Ah, poor Pollyanna. She is one of those literary characters who, having become an allusion, has ceased being her actual self. I, too, once reductively thought of Pollyanna as a person imperviously deluded about the goodness of the world. Then I read the book.

Somehow or another, Amazon recommended Pollyanna to me. I think it's because I had recently been searching for Cicely Mary Barker coloring books. Anyhow, I suppose I was in some sort of lightened mood, because I agreed with Amazon and bought and read Pollyanna. I really enjoyed it, not least because Pollyanna is the farthest thing from deluded.

Her attitude is supported by what she calls "the glad game." It is a game that her father taught her, and its point is simple: To find something in everything to be glad about. He first taught it to her when she was expecting a doll from a missionary barrel that, in fact, contained only crutches. This saddened her; so her father told her to be glad for the crutches — glad because she didn't need them.

This can seem like the vapid comfort one is usually given upon misfortune: "At least you have your health!" But it is better than that, for the glad game is primarily finding some good in the misfortune itself, not merely in some unrelated thing that can then be construed as compensation.

An example is when Nancy, servant to Pollyanna's aunt, relates how she hates Monday mornings; and Pollyanna says, "Well, anyhow, Nancy, I should think you could be gladder on Monday mornin' than on any other day in the week, because 'twould be a whole week before you'd have another one!"

A perfect example is when Dr. Chilton is lamenting the difficulties of his rounds. Pollyanna timidly notes that being a doctor is the very gladdest kind of business. "Gladdest!" he cries. "When I see so much suffering always, everywhere I go?" And she replies: "I know; but you’re helping it — don't you see? — and you’re glad to help it! And so that makes you the gladdest of any of us, all the time."

According to Pollyanna, there is something about everything that you can be glad about, if, as she says, "you keep hunting long enough to find it." Yes, she realizes perfectly — without any self-delusion or rose-colored glasses — that the glad game can be an effort. But the effort must be made. And why?
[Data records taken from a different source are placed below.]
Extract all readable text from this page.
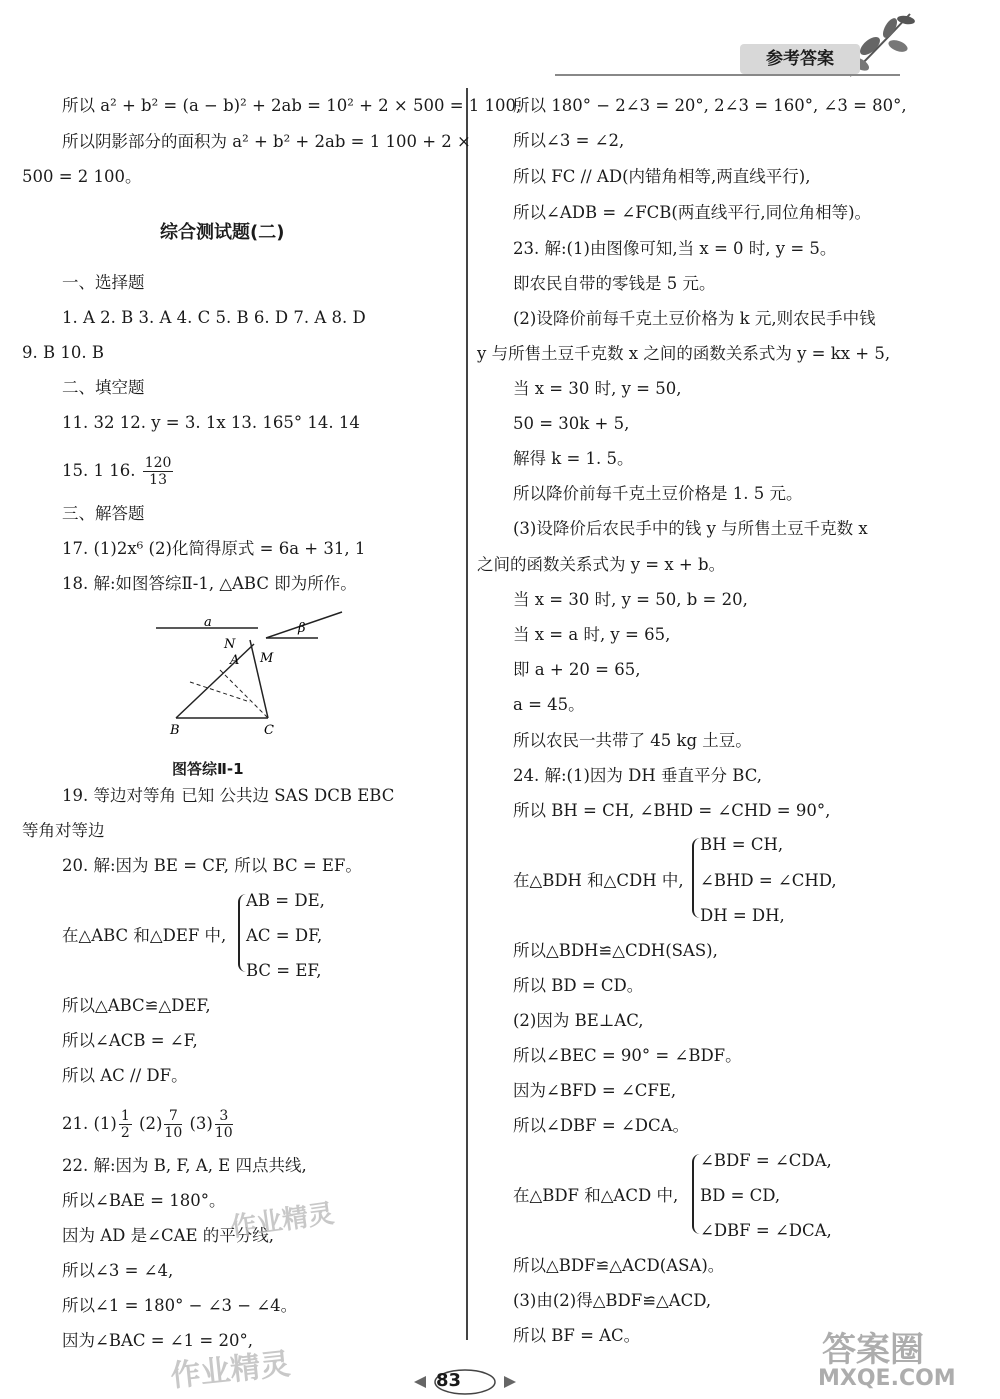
参考答案
所以 a² + b² = (a − b)² + 2ab = 10² + 2 × 500 = 1 100,
所以阴影部分的面积为 a² + b² + 2ab = 1 100 + 2 ×
500 = 2 100。
综合测试题(二)
一、选择题
1. A 2. B 3. A 4. C 5. B 6. D 7. A 8. D
9. B 10. B
二、填空题
11. 32 12. y = 3. 1x 13. 165° 14. 14
15. 1 16. $\frac{120}{13}$
三、解答题
17. (1)2x⁶ (2)化简得原式 = 6a + 31, 1
18. 解:如图答综Ⅱ-1, △ABC 即为所作。
a	β
N
A M
B	C
图答综Ⅱ-1
19. 等边对等角 已知 公共边 SAS DCB EBC
等角对等边
20. 解:因为 BE = CF, 所以 BC = EF。
在△ABC 和△DEF 中,
AB = DE,
AC = DF,
BC = EF,
所以△ABC≌△DEF,
所以∠ACB = ∠F,
所以 AC // DF。
21. $(1) \frac{1}{2} (2) \frac{7}{10} (3) \frac{3}{10}$
22. 解:因为 B, F, A, E 四点共线,
所以∠BAE = 180°。
因为 AD 是∠CAE 的平分线,
所以∠3 = ∠4,
所以∠1 = 180° − ∠3 − ∠4。
因为∠BAC = ∠1 = 20°,
所以 180° − 2∠3 = 20°, 2∠3 = 160°, ∠3 = 80°,
所以∠3 = ∠2,
所以 FC // AD(内错角相等,两直线平行),
所以∠ADB = ∠FCB(两直线平行,同位角相等)。
23. 解:(1)由图像可知,当 x = 0 时, y = 5。
即农民自带的零钱是 5 元。
(2)设降价前每千克土豆价格为 k 元,则农民手中钱
y 与所售土豆千克数 x 之间的函数关系式为 y = kx + 5,
当 x = 30 时, y = 50,
50 = 30k + 5,
解得 k = 1. 5。
所以降价前每千克土豆价格是 1. 5 元。
(3)设降价后农民手中的钱 y 与所售土豆千克数 x
之间的函数关系式为 y = x + b。
当 x = 30 时, y = 50, b = 20,
当 x = a 时, y = 65,
即 a + 20 = 65,
a = 45。
所以农民一共带了 45 kg 土豆。
24. 解:(1)因为 DH 垂直平分 BC,
所以 BH = CH, ∠BHD = ∠CHD = 90°,
在△BDH 和△CDH 中,
BH = CH,
∠BHD = ∠CHD,
DH = DH,
所以△BDH≌△CDH(SAS),
所以 BD = CD。
(2)因为 BE⊥AC,
所以∠BEC = 90° = ∠BDF。
因为∠BFD = ∠CFE,
所以∠DBF = ∠DCA。
在△BDF 和△ACD 中,
∠BDF = ∠CDA,
BD = CD,
∠DBF = ∠DCA,
所以△BDF≌△ACD(ASA)。
(3)由(2)得△BDF≌△ACD,
所以 BF = AC。
作业精灵
作业精灵	答案圈
MXQE.COM
83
Because of the "rejoicing texts."

Her father, a minister, had noticed the prevalence of Biblical texts that call for rejoicing. Be glad in the Lord! Shout for joy! He counted eight hundred of them. He told Pollyanna that "if God took the trouble to tell us eight hundred times to be glad and rejoice, He must want us to do it — some."

Pollyanna is not some empty-headed dolt, a comic manifestation of obliviousness, a Candide in a red-checked dress and straw hat. Pollyanna deliberately plays the glad game and is made happy. And in the course of the novel, she brings everyone to the gladness in their lives that they each had been overlooking.

P.S. Amusingly, in a post decrying a reductive allusion, I may have made one of my own! I haven't read Candide in 30 years. I'll let my allusion stand, however.